In the course of this excellent Mark Shea post on opposing abortion and supporting a social safety net, he quotes GK Chesterton.
It’s a wonderful quote:
I begin with a little girl’s hair. That I know is a good thing at any rate. Whatever else is evil, the pride of a good mother in the beauty of her daughter is good. It is one of those adamantine tendernesses which are the touchstones of every age and race. If other things are against it, other things must go down. If landlords and laws and sciences are against it, landlords and laws and sciences must go down. With the red hair of one she-urchin in the gutter I will set fire to all modern civilization.
Amen!
The quote goes on:
Because a girl should have long hair, she should have clean hair; because she should have clean hair, she should not have an unclean home; because she should not have an unclean home, she should have a free and leisured mother; because she should have a free mother, she should not have an usurious landlord; because there should not be an usurious landlord, there should be a redistribution of property; because there should be a redistribution of property, there shall be a revolution.
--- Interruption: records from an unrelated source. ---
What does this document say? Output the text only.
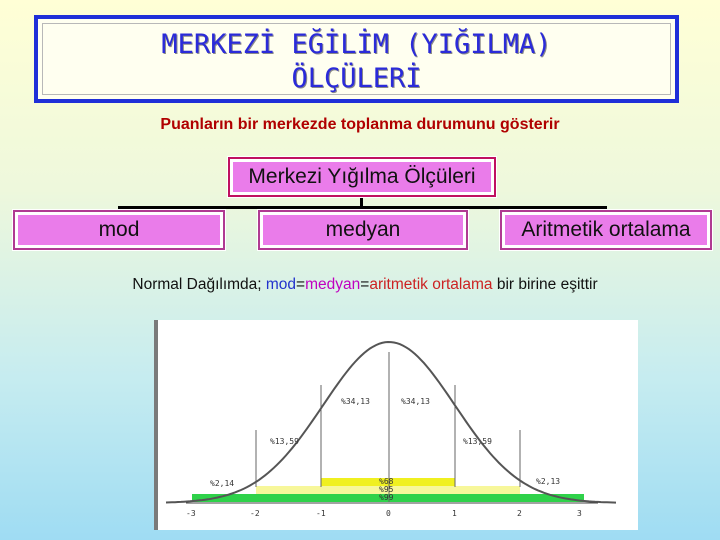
MERKEZİ EĞİLİM (YIĞILMA)
ÖLÇÜLERİ
Puanların bir merkezde toplanma durumunu gösterir
Merkezi Yığılma Ölçüleri
mod	medyan	Aritmetik ortalama
Normal Dağılımda; mod=medyan=aritmetik ortalama bir birine eşittir
%34,13	%34,13
%13,59	%13,59
%2,14	%2,13
%68
%95
%99
-3	-2	-1	0	1	2	3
Here’s another version I’d like to suggest:
Because a girl should have long hair, she should have clean hair; because she should have clean hair, she should not have an unclean home; because she should not have an unclean home, she should have a free and leisured mother; because she should have a free mother, she should not have an usurious landlord; because there should not be an usurious landlord, there should be a free market in housing so that supply is plentiful, prices are low and competition weeds away the bad landlords.
The point is that much of what appears as theological or philosophical or ideological disagreement, inside Catholic-world as well as outside is actually an empirical discussion about means rather than an abstract discussion about ends. (Take it away, Sane Paul Krugman)
Here’s another version:
Because a girl should have long hair, she should have clean hair; because she should have clean hair, she should not have an unclean home; because she should not have an unclean home, she should have a free and leisured mother; because she should have a free mother, she should not have an usurious landlord; because there should not be an usurious landlord, all housing should be owned by the government and distributed to each according to their need.
(I am well aware that the “redistribution of property” that Chesterton talks about is a, well, distributist redistribution, which has nothing to do with either technocratic social-democratic or communist redistribution. This is just for the sake of argument.)
The problem with this version is that when the government does own the housing, everyone gets the most usurious of landlords, and the “homes” end up being very unclean on every possible dimension. (I write here as one who spent some time living in public housing as a child, btw. (I even once lived in public housing, literally, IN SOVIET RUSSIA.))
This is something that, in re: housing, almost everyone now agrees with, but this was not the case at all for many decades, even in the face of overwhelming evidence.
The problem that someone who opposes this version is often taken to oppose “a girl should have clean hair” rather than, you know, housing socialism. (And in the American political context for decades, as well as in the French political context nowadays, opposition to public housing was written off as inherently racist.)
Again, Chesterton is right, and Shea is right. But I did want to make this point.